[webkit-dev] A simpler proposal for handling failing tests WAS: A proposal for handling "failing" layout tests and TestExpectations
fpizlo at apple.com
Sat Aug 18 17:11:08 PDT 2012
Maybe at this point we can agree to let Dirk land some variant of this with whatever half-way sensible name (any of the options on the table are decent) and see how it works?
It seems that the only thing anyone is disagreeing over is naming and which files to keep around, which is a much smaller set of differences than status-quo versus any variant of this proposal.
On Aug 18, 2012, at 2:01 PM, Maciej Stachowiak <mjs at apple.com> wrote:
> On Aug 18, 2012, at 1:08 AM, Filip Pizlo <fpizlo at apple.com> wrote:
>> I like your idea of having both the result-we-currently-expect and the result-we-think-may-be-more-correct to be checked in. I still prefer Dirk's naming scheme though.

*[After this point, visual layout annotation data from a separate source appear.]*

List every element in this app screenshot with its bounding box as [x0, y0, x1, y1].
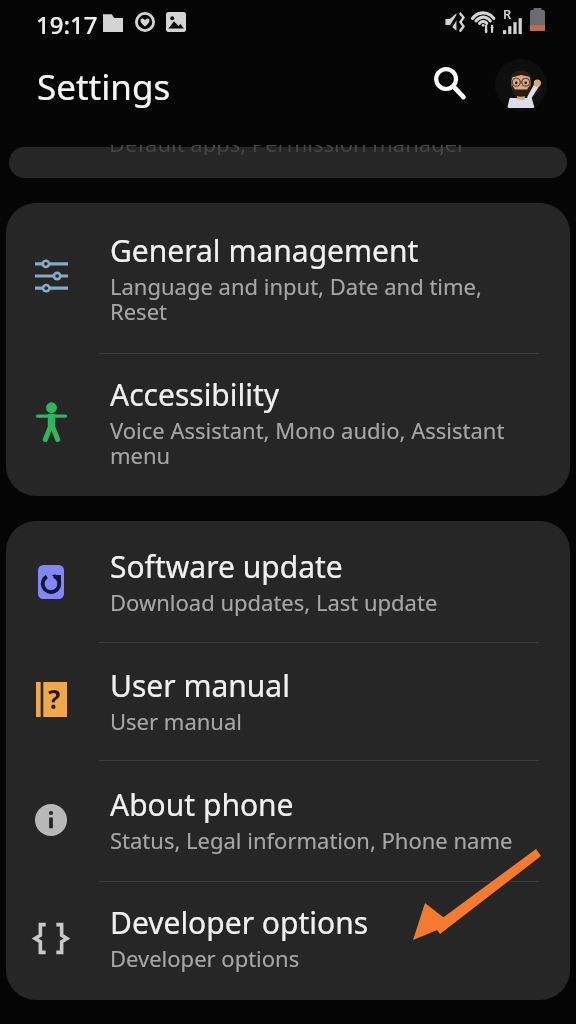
staticText: Download updates, Last update	[110, 587, 438, 617]
staticText: User manual	[110, 665, 290, 706]
button[interactable]: ?	[6, 643, 570, 760]
button[interactable]	[0, 145, 576, 178]
staticText: General management	[110, 230, 419, 271]
staticText: Developer options	[110, 943, 300, 973]
button[interactable]: Accessibility	[6, 354, 570, 496]
staticText: Developer options	[110, 902, 369, 943]
staticText: Language and input, Date and time, Reset	[110, 271, 522, 326]
button[interactable]: About phone	[6, 761, 570, 881]
button[interactable]: Account	[495, 59, 547, 111]
staticText: 19:17	[36, 8, 98, 41]
staticText: Software update	[110, 546, 343, 587]
staticText: About phone	[110, 784, 294, 825]
staticText: User manual	[110, 706, 242, 736]
button[interactable]: Search	[424, 57, 476, 109]
staticText: Voice Assistant, Mono audio, Assistant m…	[110, 415, 522, 470]
staticText: ?	[48, 681, 61, 716]
button[interactable]: Software update	[6, 521, 570, 642]
button[interactable]: General management	[6, 203, 570, 353]
button[interactable]: Developer options	[6, 882, 570, 1000]
staticText: Settings	[37, 63, 171, 111]
staticText: Accessibility	[110, 374, 280, 415]
staticText: Status, Legal information, Phone name	[110, 825, 513, 855]
staticText: R	[503, 5, 512, 23]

> I think if we had both checked in, the result-we-think-may-be-more-correct should be named something other than -expected, since it is not, in fact, expected. That was the basis of my naming scheme.

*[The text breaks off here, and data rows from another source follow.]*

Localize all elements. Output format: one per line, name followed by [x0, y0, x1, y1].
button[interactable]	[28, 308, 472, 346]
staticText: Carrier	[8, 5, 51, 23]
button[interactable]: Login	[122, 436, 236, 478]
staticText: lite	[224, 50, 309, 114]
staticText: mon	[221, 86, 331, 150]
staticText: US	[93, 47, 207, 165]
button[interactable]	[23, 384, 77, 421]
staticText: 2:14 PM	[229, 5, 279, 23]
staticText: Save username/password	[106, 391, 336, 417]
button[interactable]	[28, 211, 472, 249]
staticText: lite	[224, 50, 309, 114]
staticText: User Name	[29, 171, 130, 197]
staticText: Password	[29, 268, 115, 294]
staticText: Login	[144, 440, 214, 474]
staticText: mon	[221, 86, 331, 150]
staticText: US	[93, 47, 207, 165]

> I think I would be happy with any scheme that had both checked in, and matched the criteria that you never have a file named -expected that is unexpected. For example, there could be schemes with no file named expected. If you let it be verbose, you could have:
> Single result:
> Possibly-worse current result, possibly-better older result:
>> I get the notion that "expected" always means literally what it seems to mean from the standpoint of whether the tooling is silent for the test (actual == expected) or has something to say.

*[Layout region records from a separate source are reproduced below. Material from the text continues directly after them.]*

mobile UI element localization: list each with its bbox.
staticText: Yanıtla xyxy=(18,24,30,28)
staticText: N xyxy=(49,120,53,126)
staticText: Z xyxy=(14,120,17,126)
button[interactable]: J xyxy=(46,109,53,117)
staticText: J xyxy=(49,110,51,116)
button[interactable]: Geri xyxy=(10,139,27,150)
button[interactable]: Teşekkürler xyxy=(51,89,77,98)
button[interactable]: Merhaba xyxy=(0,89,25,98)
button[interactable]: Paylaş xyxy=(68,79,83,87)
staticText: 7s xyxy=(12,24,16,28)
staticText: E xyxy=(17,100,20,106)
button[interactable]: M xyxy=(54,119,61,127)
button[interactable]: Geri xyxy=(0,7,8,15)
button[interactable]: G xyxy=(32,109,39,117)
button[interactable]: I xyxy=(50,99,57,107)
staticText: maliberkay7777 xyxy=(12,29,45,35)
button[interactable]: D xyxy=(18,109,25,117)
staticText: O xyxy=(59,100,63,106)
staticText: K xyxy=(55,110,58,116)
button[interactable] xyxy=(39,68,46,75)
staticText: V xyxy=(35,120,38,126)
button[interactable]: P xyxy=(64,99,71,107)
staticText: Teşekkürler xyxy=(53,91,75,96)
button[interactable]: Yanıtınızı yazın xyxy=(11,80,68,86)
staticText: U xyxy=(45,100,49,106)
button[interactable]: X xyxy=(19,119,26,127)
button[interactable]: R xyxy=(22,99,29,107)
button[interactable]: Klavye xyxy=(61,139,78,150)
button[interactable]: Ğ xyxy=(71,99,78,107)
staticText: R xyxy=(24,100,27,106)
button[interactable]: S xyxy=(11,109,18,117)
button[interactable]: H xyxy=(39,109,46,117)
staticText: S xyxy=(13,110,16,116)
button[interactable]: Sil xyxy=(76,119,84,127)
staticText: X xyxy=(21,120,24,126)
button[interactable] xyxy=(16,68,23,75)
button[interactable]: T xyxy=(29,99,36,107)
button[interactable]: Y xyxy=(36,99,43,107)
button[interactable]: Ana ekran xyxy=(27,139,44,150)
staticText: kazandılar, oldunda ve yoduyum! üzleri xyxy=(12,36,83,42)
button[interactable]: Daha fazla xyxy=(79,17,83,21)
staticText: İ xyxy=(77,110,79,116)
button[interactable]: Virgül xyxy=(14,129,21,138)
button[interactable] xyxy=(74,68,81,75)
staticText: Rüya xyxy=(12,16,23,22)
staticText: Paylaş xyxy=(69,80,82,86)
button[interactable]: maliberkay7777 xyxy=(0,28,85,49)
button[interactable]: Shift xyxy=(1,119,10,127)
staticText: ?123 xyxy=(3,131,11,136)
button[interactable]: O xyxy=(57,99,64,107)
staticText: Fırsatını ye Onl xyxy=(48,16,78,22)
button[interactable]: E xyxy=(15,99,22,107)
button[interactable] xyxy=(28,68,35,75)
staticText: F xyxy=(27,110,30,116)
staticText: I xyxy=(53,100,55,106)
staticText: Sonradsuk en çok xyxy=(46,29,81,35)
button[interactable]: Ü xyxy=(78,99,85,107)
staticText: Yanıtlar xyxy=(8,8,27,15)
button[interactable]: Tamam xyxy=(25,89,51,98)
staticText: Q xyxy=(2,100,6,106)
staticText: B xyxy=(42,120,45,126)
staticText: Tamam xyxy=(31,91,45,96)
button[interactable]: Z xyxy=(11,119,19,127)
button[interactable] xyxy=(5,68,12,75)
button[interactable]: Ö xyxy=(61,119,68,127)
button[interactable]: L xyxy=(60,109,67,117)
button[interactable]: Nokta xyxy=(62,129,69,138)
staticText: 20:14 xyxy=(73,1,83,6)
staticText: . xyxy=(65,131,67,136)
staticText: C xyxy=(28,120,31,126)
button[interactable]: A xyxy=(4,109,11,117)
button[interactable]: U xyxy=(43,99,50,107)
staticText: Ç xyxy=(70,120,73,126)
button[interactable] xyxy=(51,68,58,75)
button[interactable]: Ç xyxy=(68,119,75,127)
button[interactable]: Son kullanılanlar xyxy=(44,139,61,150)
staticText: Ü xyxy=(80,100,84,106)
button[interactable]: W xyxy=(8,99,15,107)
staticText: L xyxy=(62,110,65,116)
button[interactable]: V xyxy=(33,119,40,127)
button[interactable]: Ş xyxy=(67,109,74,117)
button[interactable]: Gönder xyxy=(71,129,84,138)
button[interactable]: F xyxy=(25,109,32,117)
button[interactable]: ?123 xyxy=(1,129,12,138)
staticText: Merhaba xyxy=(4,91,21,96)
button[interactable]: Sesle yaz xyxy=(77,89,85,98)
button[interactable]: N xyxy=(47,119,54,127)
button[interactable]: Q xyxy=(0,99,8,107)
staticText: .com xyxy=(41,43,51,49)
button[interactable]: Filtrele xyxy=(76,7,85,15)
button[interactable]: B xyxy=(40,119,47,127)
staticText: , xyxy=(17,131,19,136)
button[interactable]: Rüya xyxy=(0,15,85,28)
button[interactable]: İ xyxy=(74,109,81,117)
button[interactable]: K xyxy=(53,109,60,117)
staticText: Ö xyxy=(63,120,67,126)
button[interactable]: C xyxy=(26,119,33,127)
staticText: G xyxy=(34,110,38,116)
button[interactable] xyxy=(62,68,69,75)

>> But I think that if the tooling is behaving right, your concern that "a test would fail if it did *not* match the "failing" result" would be addressed: the tooling could be silent for actual == failing (if a failing file exists) but notify you of an "unexpected pass" if actual == expected.
> But if you match neither, you get a failure for not matching the "failing" result. That still strikes me as a little goofy. Not failing is failing, and getting the expected result is unexpected. I think my extra-verbose naming scheme above would better match what you suggest the tool UI would do. Maybe there is a more concise way to get the same point across.